Quando uma moda vira pressão sobre a natureza
O chocolate de Dubai é um bom exemplo de como a internet acelera tendências. Recheado com creme de pistache e fios crocantes de kadaif, o doce virou símbolo de luxo depois de viralizar nas redes sociais. O efeito colateral veio rápido: a demanda global por pistache disparou.
Em 2024, a União Europeia importou cerca de um terço a mais de pistaches do que no ano anterior, ultrapassando pela primeira vez a marca de 100 milhões de euros em importações. O problema é que o cultivo do pistache, apesar de resistente ao calor, exige grandes volumes de irrigação para alcançar os altos rendimentos que o mercado pede.
Pistache: resistente ao calor, dependente de água
Para produzir apenas um quilo de pistache, são necessários mais de 10 mil litros de água. Em regiões secas, isso significa retirar recursos hídricos de aquíferos já pressionados. Na Espanha, maior produtora europeia, a área plantada com pistache quintuplicou desde 2017, substituindo até oliveiras.
Além disso, as mudanças climáticas também ameaçam a cultura: invernos mais quentes dificultam a floração. Sem flores, não há frutos. O pistache, que parecia uma aposta segura, pode se tornar mais um cultivo vulnerável.
Matcha: superalimento, superpressão

O matcha segue caminho parecido. O pó verde, tradicionalmente usado em cerimônias do chá no Japão, virou superalimento global graças ao alto teor de antioxidantes. Cafés, chocolates e bebidas prontas ajudaram a explodir a demanda.
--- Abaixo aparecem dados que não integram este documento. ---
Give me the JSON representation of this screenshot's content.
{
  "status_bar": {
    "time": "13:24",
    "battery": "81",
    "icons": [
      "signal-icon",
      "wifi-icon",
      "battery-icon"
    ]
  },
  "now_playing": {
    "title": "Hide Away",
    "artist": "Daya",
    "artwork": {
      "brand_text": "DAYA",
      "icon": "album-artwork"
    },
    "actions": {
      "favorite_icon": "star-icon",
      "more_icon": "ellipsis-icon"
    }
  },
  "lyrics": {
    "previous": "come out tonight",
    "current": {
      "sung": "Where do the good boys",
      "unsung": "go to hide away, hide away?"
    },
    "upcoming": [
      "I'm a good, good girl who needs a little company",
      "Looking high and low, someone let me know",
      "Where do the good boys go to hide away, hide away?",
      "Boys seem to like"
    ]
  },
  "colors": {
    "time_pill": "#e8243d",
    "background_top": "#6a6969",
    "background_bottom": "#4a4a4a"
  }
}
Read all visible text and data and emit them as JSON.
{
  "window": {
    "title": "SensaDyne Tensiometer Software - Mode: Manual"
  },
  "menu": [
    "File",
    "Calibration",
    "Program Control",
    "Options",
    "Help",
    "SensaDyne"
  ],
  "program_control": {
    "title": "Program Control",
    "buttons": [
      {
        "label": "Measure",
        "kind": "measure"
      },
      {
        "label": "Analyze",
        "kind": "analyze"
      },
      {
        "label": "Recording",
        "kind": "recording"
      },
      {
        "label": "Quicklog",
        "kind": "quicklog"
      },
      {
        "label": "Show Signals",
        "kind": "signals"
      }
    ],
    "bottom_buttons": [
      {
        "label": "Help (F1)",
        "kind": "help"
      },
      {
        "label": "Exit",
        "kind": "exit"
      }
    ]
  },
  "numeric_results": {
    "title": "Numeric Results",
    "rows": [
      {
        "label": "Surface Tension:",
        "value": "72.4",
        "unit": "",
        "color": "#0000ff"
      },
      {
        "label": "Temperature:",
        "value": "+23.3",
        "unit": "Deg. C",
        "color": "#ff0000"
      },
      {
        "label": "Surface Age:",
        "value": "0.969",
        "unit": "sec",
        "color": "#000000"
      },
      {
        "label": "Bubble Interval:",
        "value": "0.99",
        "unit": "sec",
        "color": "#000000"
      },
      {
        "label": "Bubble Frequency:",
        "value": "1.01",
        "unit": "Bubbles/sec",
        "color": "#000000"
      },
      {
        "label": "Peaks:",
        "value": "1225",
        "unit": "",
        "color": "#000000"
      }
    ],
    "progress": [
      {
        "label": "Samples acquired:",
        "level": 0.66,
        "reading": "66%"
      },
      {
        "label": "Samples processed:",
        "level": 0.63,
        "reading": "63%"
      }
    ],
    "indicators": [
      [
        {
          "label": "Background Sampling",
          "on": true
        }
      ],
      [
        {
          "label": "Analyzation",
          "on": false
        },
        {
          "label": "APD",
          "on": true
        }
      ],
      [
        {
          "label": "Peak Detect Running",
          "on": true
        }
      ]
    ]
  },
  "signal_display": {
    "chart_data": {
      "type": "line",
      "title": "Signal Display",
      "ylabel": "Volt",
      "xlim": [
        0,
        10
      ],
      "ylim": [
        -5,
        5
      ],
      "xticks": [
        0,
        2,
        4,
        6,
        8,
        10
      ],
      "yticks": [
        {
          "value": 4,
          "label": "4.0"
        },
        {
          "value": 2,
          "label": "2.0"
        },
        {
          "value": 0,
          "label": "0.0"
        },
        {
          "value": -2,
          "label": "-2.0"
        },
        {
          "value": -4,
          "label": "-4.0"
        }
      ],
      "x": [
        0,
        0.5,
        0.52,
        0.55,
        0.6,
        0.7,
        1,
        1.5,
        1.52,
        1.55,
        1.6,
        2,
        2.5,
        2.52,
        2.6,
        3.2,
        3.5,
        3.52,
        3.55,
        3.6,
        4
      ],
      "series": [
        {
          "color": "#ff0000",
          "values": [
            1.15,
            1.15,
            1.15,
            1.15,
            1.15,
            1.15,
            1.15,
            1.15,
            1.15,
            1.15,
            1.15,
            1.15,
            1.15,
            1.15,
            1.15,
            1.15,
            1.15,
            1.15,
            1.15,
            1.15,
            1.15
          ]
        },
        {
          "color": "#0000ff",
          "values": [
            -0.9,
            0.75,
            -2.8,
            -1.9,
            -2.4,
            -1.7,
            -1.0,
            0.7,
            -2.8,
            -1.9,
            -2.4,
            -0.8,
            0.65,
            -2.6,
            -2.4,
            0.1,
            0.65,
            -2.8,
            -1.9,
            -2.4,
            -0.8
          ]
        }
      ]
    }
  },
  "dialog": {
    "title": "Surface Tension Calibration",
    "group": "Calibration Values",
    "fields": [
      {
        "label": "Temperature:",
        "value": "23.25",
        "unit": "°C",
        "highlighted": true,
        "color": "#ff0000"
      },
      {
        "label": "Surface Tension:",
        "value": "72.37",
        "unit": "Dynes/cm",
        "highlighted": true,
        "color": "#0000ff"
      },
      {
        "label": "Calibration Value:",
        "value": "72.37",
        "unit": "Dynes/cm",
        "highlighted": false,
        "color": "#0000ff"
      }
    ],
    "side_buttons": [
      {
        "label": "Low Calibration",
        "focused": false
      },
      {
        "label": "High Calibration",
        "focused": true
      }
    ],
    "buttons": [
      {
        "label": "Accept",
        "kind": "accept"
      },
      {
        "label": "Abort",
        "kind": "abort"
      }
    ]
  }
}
O resultado? Preços quase triplicados no Japão em apenas um ano. Pequenos agricultores, sem estrutura para ampliar a produção, ficam para trás. Quem mais sente o impacto são produtores voltados ao mercado interno e praticantes das cerimônias tradicionais, que já reduzem o consumo por causa dos custos.
O matcha é trabalhoso: as plantas são cultivadas à sombra, colhidas com cuidado e moídas lentamente. Transformar esse processo artesanal em escala global cobra um preço social alto.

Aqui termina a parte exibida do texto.